Anılan maddenin ilk halinde aracın üretim amacı dışında yolcu veya yük taşımacılığında kullanılması hali için ceza öngörülmüşken, maddeye 31.05.2012 tarihinde kabul edilen 6321 sayılı Kanunla eklenen üçüncü fıkrayla, “korsan” olarak tabir edilen şehiriçinde ticari amaçlı kayıt dışı yolcu taşımacılığının engellenerek, hem taşımacılık hizmetlerinin düzene sokulması hem de kurallara bağlı olarak yolcu taşımacılığı yapan esnafın haklarının korunmasının amaçlandığı görülmektedir.

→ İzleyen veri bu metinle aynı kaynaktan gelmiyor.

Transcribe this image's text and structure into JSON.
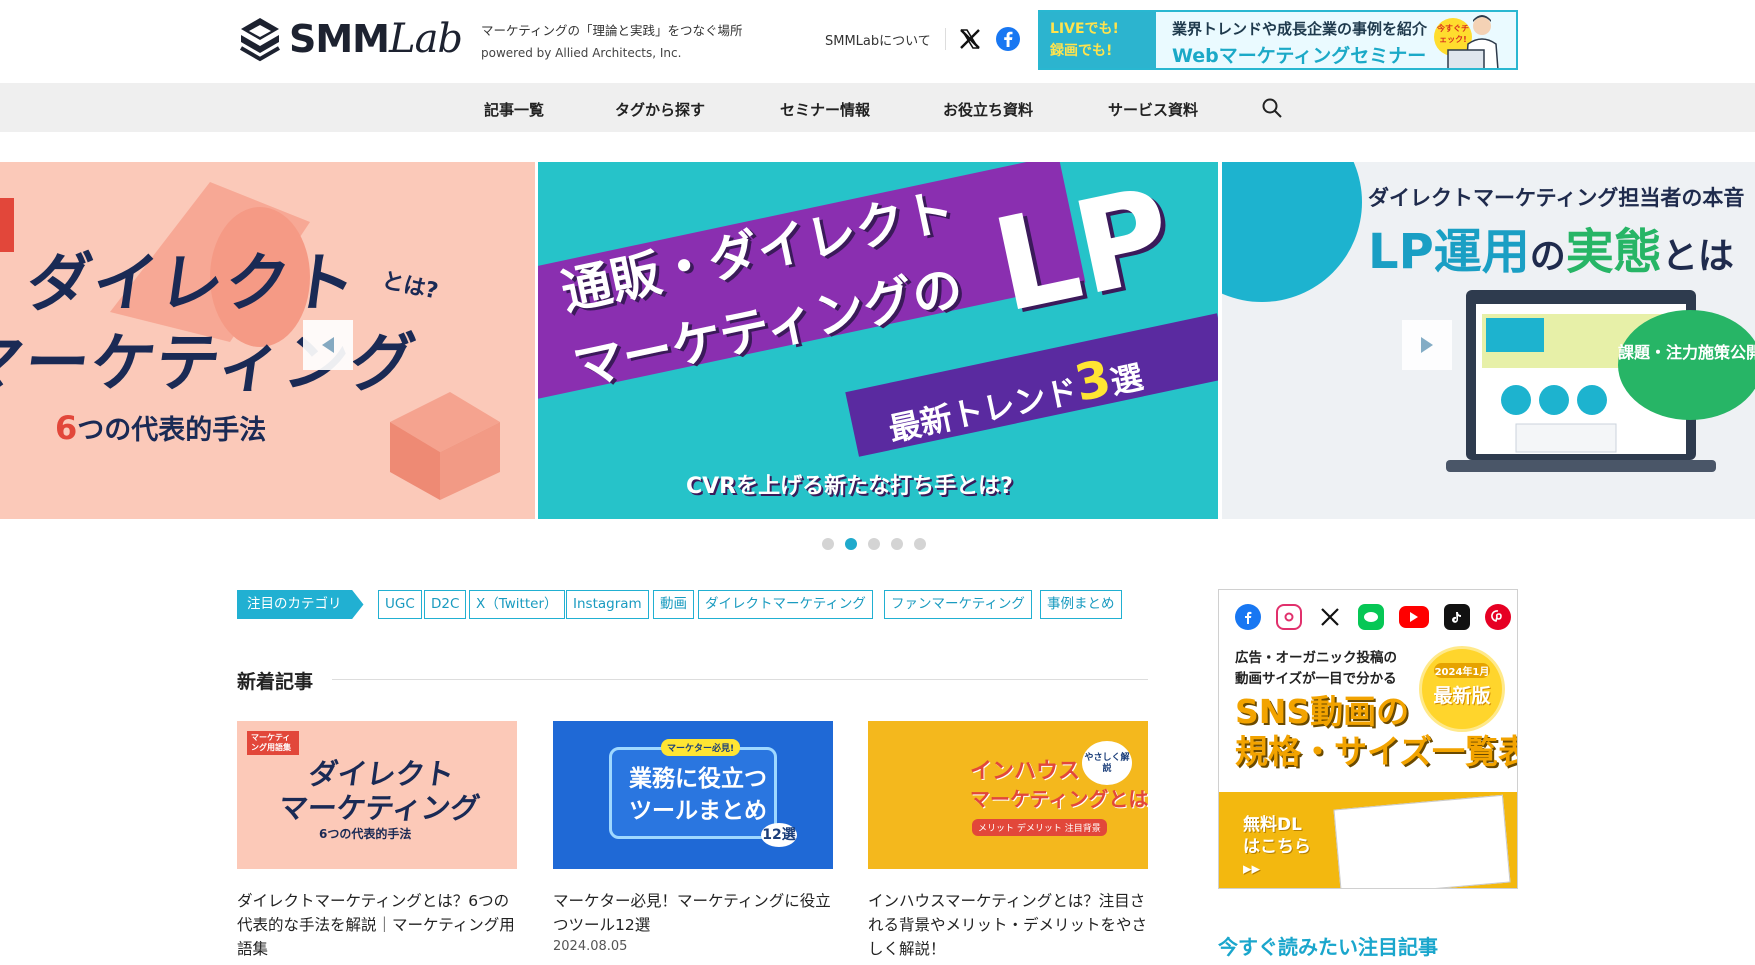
{
  "header": {
    "logo_text": "SMM",
    "logo_text_lab": "Lab",
    "tagline": "マーケティングの「理論と実践」をつなぐ場所",
    "powered_by": "powered by Allied Architects, Inc.",
    "about_link": "SMMLabについて",
    "seminar": {
      "live": "LIVEでも!",
      "recorded": "録画でも!",
      "line1": "業界トレンドや成長企業の事例を紹介",
      "line2": "Webマーケティングセミナー",
      "badge": "今すぐチェック!"
    }
  },
  "nav": {
    "items": [
      "記事一覧",
      "タグから探す",
      "セミナー情報",
      "お役立ち資料",
      "サービス資料"
    ]
  },
  "carousel": {
    "left": {
      "line1": "ダイレクト",
      "line2": "マーケティング",
      "toha": "とは?",
      "sub_num": "6",
      "sub_text": "つの代表的手法"
    },
    "center": {
      "line1": "通販・ダイレクト",
      "line2": "マーケティングの",
      "lp": "LP",
      "trend": "最新トレンド",
      "trend_num": "3",
      "trend_tail": "選",
      "cta": "CVRを上げる新たな打ち手とは?"
    },
    "right": {
      "line1": "ダイレクトマーケティング担当者の本音",
      "line2a": "LP運用",
      "line2b": "の",
      "line2c": "実態",
      "line2d": "とは",
      "bubble": "課題・注力施策公開"
    },
    "dots": 5,
    "active_dot": 1
  },
  "categories": {
    "label": "注目のカテゴリ",
    "tags": [
      "UGC",
      "D2C",
      "X（Twitter）",
      "Instagram",
      "動画",
      "ダイレクトマーケティング",
      "ファンマーケティング",
      "事例まとめ"
    ]
  },
  "articles": {
    "section_title": "新着記事",
    "items": [
      {
        "title": "ダイレクトマーケティングとは？6つの代表的な手法を解説｜マーケティング用語集",
        "date": "",
        "thumb_badge": "マーケティング用語集",
        "thumb_line1": "ダイレクト",
        "thumb_line2": "マーケティング",
        "thumb_sub": "6つの代表的手法"
      },
      {
        "title": "マーケター必見！マーケティングに役立つツール12選",
        "date": "2024.08.05",
        "thumb_badge": "マーケター必見!",
        "thumb_line1": "業務に役立つ",
        "thumb_line2": "ツールまとめ",
        "thumb_sub": "12選"
      },
      {
        "title": "インハウスマーケティングとは？注目される背景やメリット・デメリットをやさしく解説！",
        "date": "",
        "thumb_badge": "やさしく解説",
        "thumb_line1": "インハウス",
        "thumb_line2": "マーケティングとは",
        "thumb_sub": "メリット デメリット 注目背景"
      }
    ]
  },
  "sidebar": {
    "ad": {
      "desc_line1": "広告・オーガニック投稿の",
      "desc_line2": "動画サイズが一目で分かる",
      "badge_small": "2024年1月",
      "badge_big": "最新版",
      "title_line1": "SNS動画の",
      "title_line2": "規格・サイズ一覧表",
      "dl_line1": "無料DL",
      "dl_line2": "はこちら",
      "dl_arrow": "▸▸"
    },
    "heading": "今すぐ読みたい注目記事"
  },
  "colors": {
    "accent": "#21b0d2",
    "nav_bg": "#efefef",
    "slide_left_bg": "#fbc9b9",
    "slide_center_bg": "#26c3c9",
    "slide_right_bg": "#eef1f4"
  }
}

Diğer yandan; İstanbul Büyükşehir Belediyesi Servis Araçları Yönergesinin 1. maddesinde; bu yönergenin İBB sınırları içinde yolcu taşıma izni verilen servis araçlarının hangi koşullar altında ve ne şekilde çalışacaklarını, bunların işleticileri ile verilen hizmetten yararlanan kuruluşlar/şahıslar arasındaki ilişkileri, uygulamayı yürütecek ve denetleyecek olan kuruluş ve organların yetki ve sorumluluk alanlarını belirlemek amacıyla hazırlandığı, “Yaptırımı Gerektiren Fiiller” başlıklı 28. maddesinin 1. bendinde; Toplu Ulaşım Hizmetleri Müdürlüğünden güzergah kullanım izin belgesi almadan çalışılması halinde yaptırım hükümlerinin uygulanacağı, “Uygulanacak Yaptırımlar” başlıklı 29. maddesinin 1. bendinde; bu yönerge hükümlerine aykırı hareket edenler hakkında düzenlenecek zabıt tutanak ve raporlar doğrultusunda Yaptırım Cetvelinde belirtilen hükümlerin uygulanacağı, 3. bendinde; izinsiz taşımacılıkta kullanıldığı tespit edilen araçların taşıma hizmetinden men edileceği, Güzergâh Kullanım İzin Belgesi alınmadığı sürece çalışmalarının yasak olduğu, 4. bendinde; yapılan denetimlerde Güzergâh Kullanım İzin belgesi olmadan çalıştıkları tespit edilen araçlar hakkında, gerekli cezai işlemin uygulanacağı, düzenlenecek izin belgesi için o yılın güzergâh kullanım harcının %50 fazlasının alınacağı belirlenmiştir.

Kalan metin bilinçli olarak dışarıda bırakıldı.